Help! Async request failed !!! [решено]

При подключении к серверу Альт Линукс Школьный по WEB (https://myserver:8080)
после ввода пароля root выдается вот такая запись:

Async request failed
Request status: error
Response:
                                 OK

и все… Хотя вот буквально неделю назад спокойно по ВЭБу коннектился
С консоли спокойно пускает а с ВЭБа не хочет… Подскажите «ламеру» — где рыть?

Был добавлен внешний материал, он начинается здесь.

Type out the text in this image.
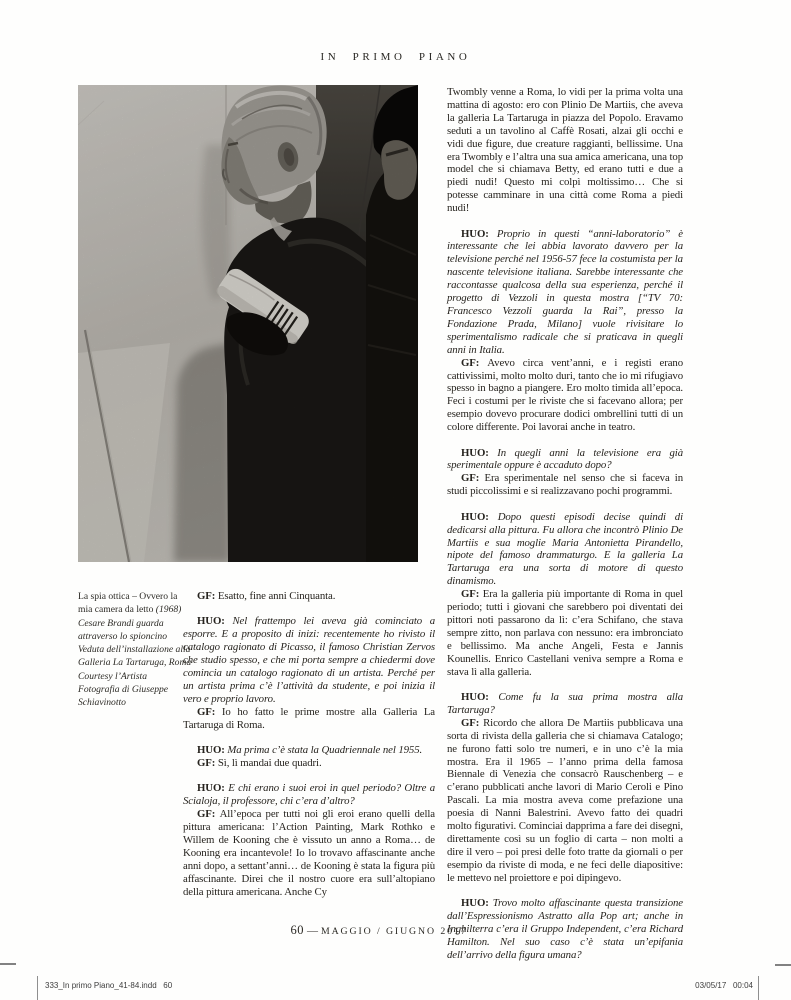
IN PRIMO PIANO
La spia ottica – Ovvero la mia camera da letto (1968)
Cesare Brandi guarda attraverso lo spioncino
Veduta dell’installazione alla Galleria La Tartaruga, Roma
Courtesy l’Artista
Fotografia di Giuseppe Schiavinotto

GF: Esatto, fine anni Cinquanta.

HUO: Nel frattempo lei aveva già cominciato a esporre. E a proposito di inizi: recentemente ho rivisto il catalogo ragionato di Picasso, il famoso Christian Zervos che studio spesso, e che mi porta sempre a chiedermi dove comincia un catalogo ragionato di un artista. Perché per un artista prima c’è l’attività da studente, e poi inizia il vero e proprio lavoro.

GF: Io ho fatto le prime mostre alla Galleria La Tartaruga di Roma.

HUO: Ma prima c’è stata la Quadriennale nel 1955.

GF: Sì, lì mandai due quadri.

HUO: E chi erano i suoi eroi in quel periodo? Oltre a Scialoja, il professore, chi c’era d’altro?

GF: All’epoca per tutti noi gli eroi erano quelli della pittura americana: l’Action Painting, Mark Rothko e Willem de Kooning che è vissuto un anno a Roma… de Kooning era incantevole! Io lo trovavo affascinante anche anni dopo, a settant’anni… de Kooning è stata la figura più affascinante. Direi che il nostro cuore era sull’altopiano della pittura americana. Anche Cy

Twombly venne a Roma, lo vidi per la prima volta una mattina di agosto: ero con Plinio De Martiis, che aveva la galleria La Tartaruga in piazza del Popolo. Eravamo seduti a un tavolino al Caffè Rosati, alzai gli occhi e vidi due figure, due creature raggianti, bellissime. Una era Twombly e l’altra una sua amica americana, una top model che si chiamava Betty, ed erano tutti e due a piedi nudi! Questo mi colpì moltissimo… Che si potesse camminare in una città come Roma a piedi nudi!

HUO: Proprio in questi “anni-laboratorio” è interessante che lei abbia lavorato davvero per la televisione perché nel 1956-57 fece la costumista per la nascente televisione italiana. Sarebbe interessante che raccontasse qualcosa della sua esperienza, perché il progetto di Vezzoli in questa mostra [“TV 70: Francesco Vezzoli guarda la Rai”, presso la Fondazione Prada, Milano] vuole rivisitare lo sperimentalismo radicale che si praticava in quegli anni in Italia.

GF: Avevo circa vent’anni, e i registi erano cattivissimi, molto molto duri, tanto che io mi rifugiavo spesso in bagno a piangere. Ero molto timida all’epoca. Feci i costumi per le riviste che si facevano allora; per esempio dovevo procurare dodici ombrellini tutti di un colore differente. Poi lavorai anche in teatro.

HUO: In quegli anni la televisione era già sperimentale oppure è accaduto dopo?

GF: Era sperimentale nel senso che si faceva in studi piccolissimi e si realizzavano pochi programmi.

HUO: Dopo questi episodi decise quindi di dedicarsi alla pittura. Fu allora che incontrò Plinio De Martiis e sua moglie Maria Antonietta Pirandello, nipote del famoso drammaturgo. E la galleria La Tartaruga era una sorta di motore di questo dinamismo.

GF: Era la galleria più importante di Roma in quel periodo; tutti i giovani che sarebbero poi diventati dei pittori noti passarono da lì: c’era Schifano, che stava sempre zitto, non parlava con nessuno: era imbronciato e bellissimo. Ma anche Angeli, Festa e Jannis Kounellis. Enrico Castellani veniva sempre a Roma e stava lì alla galleria.

HUO: Come fu la sua prima mostra alla Tartaruga?

GF: Ricordo che allora De Martiis pubblicava una sorta di rivista della galleria che si chiamava Catalogo; ne furono fatti solo tre numeri, e in uno c’è la mia mostra. Era il 1965 – l’anno prima della famosa Biennale di Venezia che consacrò Rauschenberg – e c’erano pubblicati anche lavori di Mario Ceroli e Pino Pascali. La mia mostra aveva come prefazione una poesia di Nanni Balestrini. Avevo fatto dei quadri molto figurativi. Cominciai dapprima a fare dei disegni, direttamente così su un foglio di carta – non molti a dire il vero – poi presi delle foto tratte da giornali o per esempio da riviste di moda, e ne feci delle diapositive: le mettevo nel proiettore e poi dipingevo.

HUO: Trovo molto affascinante questa transizione dall’Espressionismo Astratto alla Pop art; anche in Inghilterra c’era il Gruppo Independent, c’era Richard Hamilton. Nel suo caso c’è stata un’epifania dell’arrivo della figura umana?

60 — MAGGIO / GIUGNO 2017
333_In primo Piano_41-84.indd   60	03/05/17   00:04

« Последнее редактирование: 18.11.2010 00:21:56 от Skull »


Записан


service alteratord resart
service ahttpd restart
в консоли сервера. Или перегрузиться.


Записан

Андрей Черепанов (cas@)


перегружаться пробовал, не помогает…


Записан



Записан

Андрей Черепанов (cas@)


нет, т.к. в автоматическом режиме после произведенных обновлений почти весь ВЭБ интерфейс стал на английском, а у меня есть люди, которые в нем не сильны… поэтому пришлось снести весь сервер, поставить начисто заново и не производить обновления…


Записан


Наверное надо было что-то доставить, или откорректировать, что-бы было по-русски.
Т.е. сервер поставили заново, а клиенты настроены на старый сервер?


Записан


Да клиенты, собссно, толком и не заводились, пока шли и идут эксперименты, в т.ч. и с обновлениями!
Но вот с обновлениями что-то не так пошло.
Поэтому и было принято решение снова все поставить начисто, не обновляться, и уже с чистого листа начать…
Но теперь новый глюк — не пущает по ВЭБ-морде…


Записан


Наверное надо было что-то доставить, или откорректировать, что-бы было по-русски.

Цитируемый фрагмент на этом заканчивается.